Mycelium is a set of typed formats for storing and transferring data. As you might expect it supports things like:
But as you might not expect, it also has support for:
- Refs (pointers)
- Expressions
- Functions/Procedures
- Types
Every value that you can specify in Mycelium has a Type (which is also a Value), and every Value can be stored or transferred. Values can be computed by evaluating Expressions. Expressions are also Values and can also be stored or transferred.
The Mycelium Virtual Machine (MVM) is an abstract machine model that defines what it means for a Mycelium Expression to be evaluated.
It is not necessary to have an MVM implementation in order to send and receive Mycelium Values.
A reference implementation of the MVM, written in Go, is available in the mvm1
directory.
Here are some fast facts about the MVM:
- All Values in the MVM are immutable.
- The MVM models interprocess interactions as operations {Input, Output, Interact} on special Values called Ports. These are the only operations with effects.
- Since all Values can be fingerprinted in constant time, it is very easy to add accelerators for known functions. e.g. the MVM has no addition operation, but a cannonical addition function is accelerated using the hardware's addition instruction.
- The MVM operations are defined in
spec/op.go
. The design favors a small amount of powerful operations over a large amount.
You can read more about the MVM here.
MycZip is a format for encoding Mycelium values so they may exist in a filesystem as a single file. A single MycZip file can hold a single Mycelium Value. This is hardly a limitation, since that Value can be an Array or Product, and transitively include as many other Values as desired.
The Mycelium Network Protocol (MNP) is a protocol for transferring Mycelium Values over the network between Peers.
Built on QUIC, it is a peer-to-peer message passing protocol, with support for Ask and Tell semantics on messages containing Mycelium Values. All parties are authenticated in MNP, and the cryptographic identity of each party has a cannonical representation as a Mycelium Value (called a Peer).
MNP caches all transferred values, and only Values not available locally will be transferred. e.g. If you send a lot of strings, you will only have to send the type for a String (cannonically List[Array[Bit, 8]]

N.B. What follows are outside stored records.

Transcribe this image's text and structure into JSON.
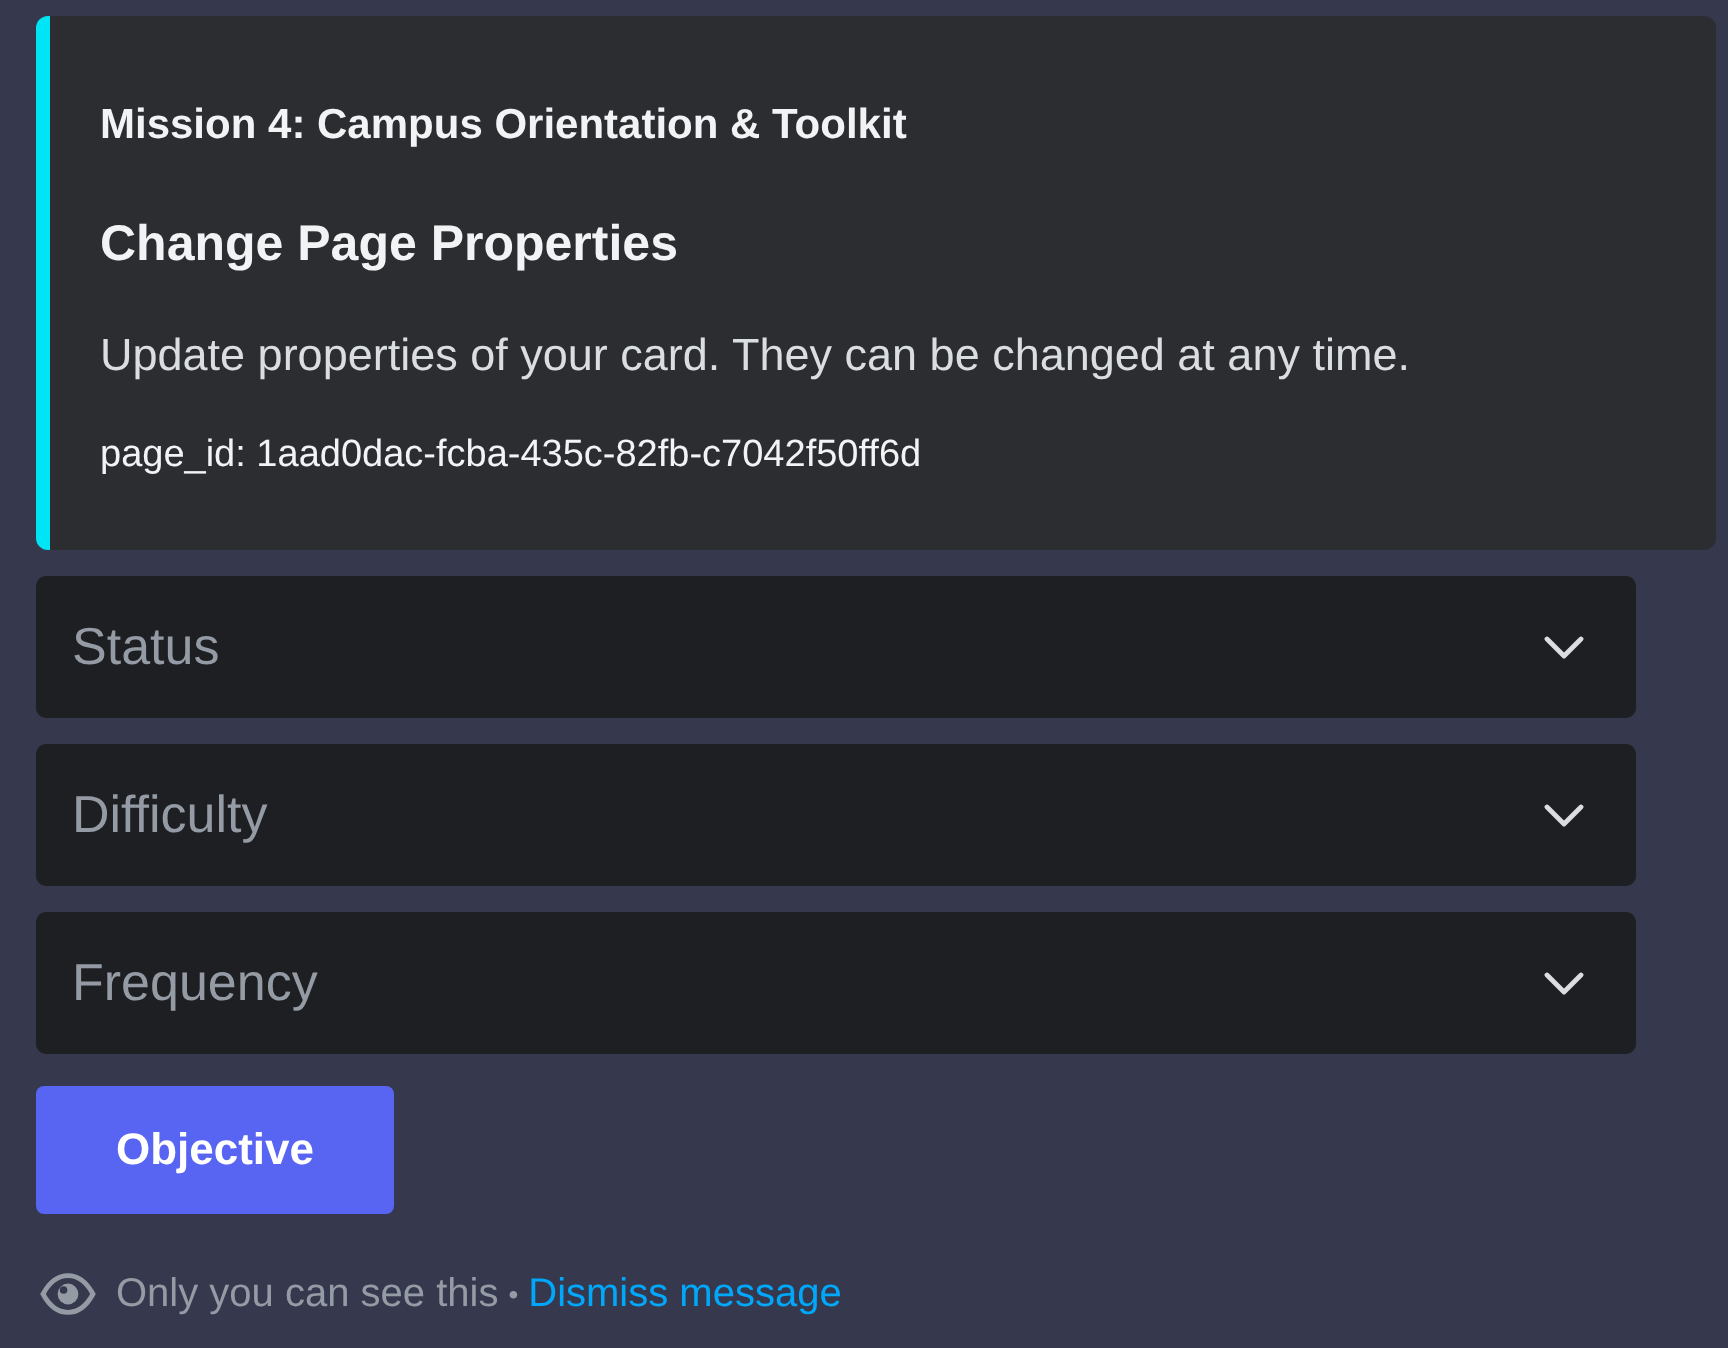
{
  "embed": {
    "author": "Mission 4: Campus Orientation & Toolkit",
    "title": "Change Page Properties",
    "description": "Update properties of your card. They can be changed at any time.",
    "page_id_line": "page_id: 1aad0dac-fcba-435c-82fb-c7042f50ff6d"
  },
  "selects": [
    {
      "placeholder": "Status"
    },
    {
      "placeholder": "Difficulty"
    },
    {
      "placeholder": "Frequency"
    }
  ],
  "buttons": [
    {
      "label": "Objective"
    }
  ],
  "notice": {
    "text": "Only you can see this",
    "separator": "•",
    "link": "Dismiss message"
  }
}
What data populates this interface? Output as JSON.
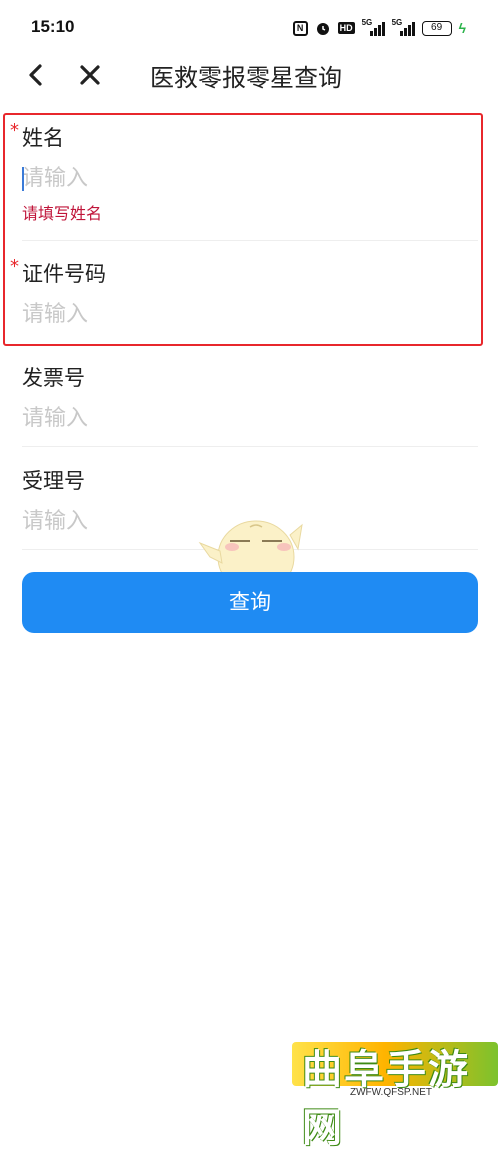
{
  "status_bar": {
    "time": "15:10",
    "hd_label": "HD",
    "signal1_label": "5G",
    "signal2_label": "5G",
    "battery": "69"
  },
  "nav": {
    "title": "医救零报零星查询",
    "back_icon": "chevron-left-icon",
    "close_icon": "close-icon"
  },
  "form": {
    "name": {
      "label": "姓名",
      "required_mark": "*",
      "placeholder": "请输入",
      "error": "请填写姓名"
    },
    "id_number": {
      "label": "证件号码",
      "required_mark": "*",
      "placeholder": "请输入"
    },
    "invoice": {
      "label": "发票号",
      "placeholder": "请输入"
    },
    "acceptance": {
      "label": "受理号",
      "placeholder": "请输入"
    }
  },
  "query_button": "查询",
  "colors": {
    "accent": "#1f8bf3",
    "error": "#c0153a",
    "required": "#e8272c",
    "highlight_border": "#e8272c"
  },
  "watermark": {
    "text": "曲阜手游网",
    "url": "ZWFW.QFSP.NET"
  }
}
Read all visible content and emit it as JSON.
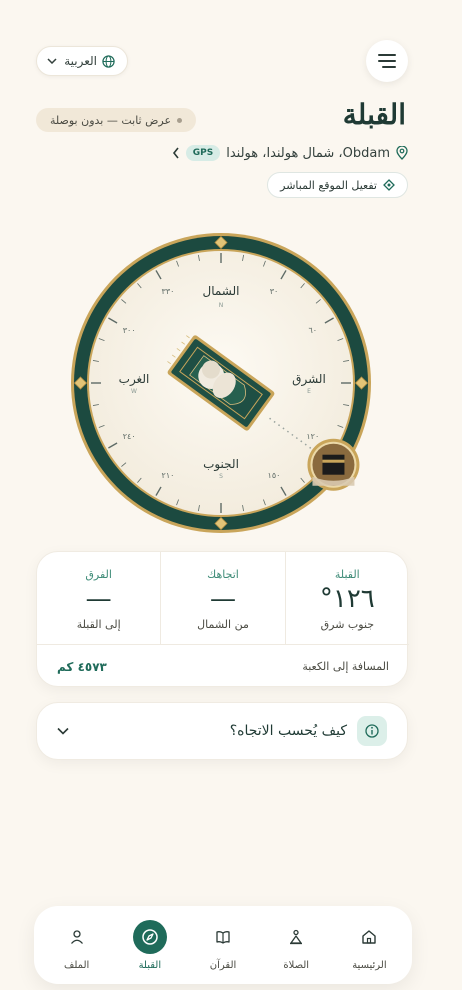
{
  "header": {
    "title": "القبلة",
    "language_label": "العربية",
    "static_badge": "عرض ثابت — بدون بوصلة",
    "location_text": "Obdam، شمال هولندا، هولندا",
    "gps_badge": "GPS",
    "live_location_button": "تفعيل الموقع المباشر"
  },
  "compass": {
    "north": "الشمال",
    "north_abbr": "N",
    "east": "الشرق",
    "east_abbr": "E",
    "south": "الجنوب",
    "south_abbr": "S",
    "west": "الغرب",
    "west_abbr": "W",
    "degree_labels": [
      {
        "deg": 30,
        "label": "٣٠"
      },
      {
        "deg": 60,
        "label": "٦٠"
      },
      {
        "deg": 120,
        "label": "١٢٠"
      },
      {
        "deg": 150,
        "label": "١٥٠"
      },
      {
        "deg": 210,
        "label": "٢١٠"
      },
      {
        "deg": 240,
        "label": "٢٤٠"
      },
      {
        "deg": 300,
        "label": "٣٠٠"
      },
      {
        "deg": 330,
        "label": "٣٣٠"
      }
    ],
    "qibla_bearing_deg": 126
  },
  "stats": {
    "qibla": {
      "label": "القبلة",
      "value": "١٢٦°",
      "sub": "جنوب شرق"
    },
    "heading": {
      "label": "اتجاهك",
      "value": "—",
      "sub": "من الشمال"
    },
    "difference": {
      "label": "الفرق",
      "value": "—",
      "sub": "إلى القبلة"
    },
    "distance_label": "المسافة إلى الكعبة",
    "distance_value": "٤٥٧٣ كم"
  },
  "how": {
    "title": "كيف يُحسب الاتجاه؟"
  },
  "nav": {
    "items": [
      {
        "label": "الرئيسية",
        "icon": "home-icon"
      },
      {
        "label": "الصلاة",
        "icon": "prayer-icon"
      },
      {
        "label": "القرآن",
        "icon": "book-icon"
      },
      {
        "label": "القبلة",
        "icon": "compass-icon",
        "active": true
      },
      {
        "label": "الملف",
        "icon": "user-icon"
      }
    ]
  },
  "colors": {
    "primary": "#1f6b5a",
    "ring": "#1c4a40",
    "gold": "#c9a55a",
    "background": "#fbf7f0"
  }
}
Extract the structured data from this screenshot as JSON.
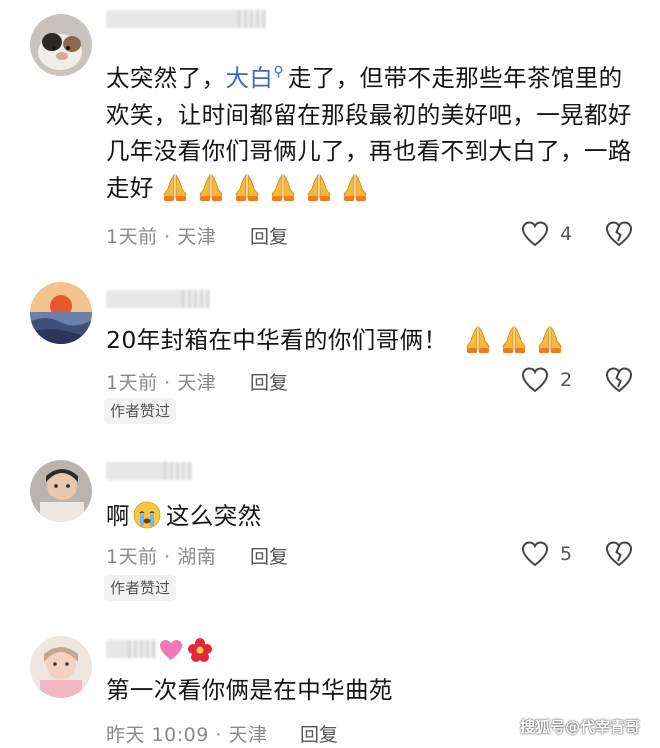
{
  "comments": [
    {
      "text_before": "太突然了，",
      "link_text": "大白",
      "link_icon": "search-icon",
      "text_after": "走了，但带不走那些年茶馆里的欢笑，让时间都留在那段最初的美好吧，一晃都好几年没看你们哥俩儿了，再也看不到大白了，一路走好",
      "emoji": [
        "folded-hands",
        "folded-hands",
        "folded-hands",
        "folded-hands",
        "folded-hands",
        "folded-hands"
      ],
      "time": "1天前",
      "location": "天津",
      "reply_label": "回复",
      "likes": "4"
    },
    {
      "text": "20年封箱在中华看的你们哥俩！",
      "emoji": [
        "folded-hands",
        "folded-hands",
        "folded-hands"
      ],
      "time": "1天前",
      "location": "天津",
      "reply_label": "回复",
      "likes": "2",
      "author_liked": "作者赞过"
    },
    {
      "text_before": "啊",
      "emoji_inline": "crying-face",
      "text_after": "这么突然",
      "time": "1天前",
      "location": "湖南",
      "reply_label": "回复",
      "likes": "5",
      "author_liked": "作者赞过"
    },
    {
      "name_emoji": [
        "heart",
        "flower"
      ],
      "text": "第一次看你俩是在中华曲苑",
      "time": "昨天 10:09",
      "location": "天津",
      "reply_label": "回复"
    }
  ],
  "separator": "·",
  "watermark": "搜狐号@代宰青哥",
  "colors": {
    "link": "#3b69c8",
    "meta": "#8a8a8a",
    "emoji_yellow": "#f6b93b",
    "emoji_cuff": "#f09020"
  }
}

) the first time, and then never again.
You can read more about the MNP here.
A substrate is something that stores Mycelium Values and can perform computations on them according to the MVM.
A substrate, written in Go, is available in the mycss/
directory.
Spore is a programming language targetting the MVM. It is a data oriented language, where the emphasis is on defining Mycelium Values in a human-readable syntax.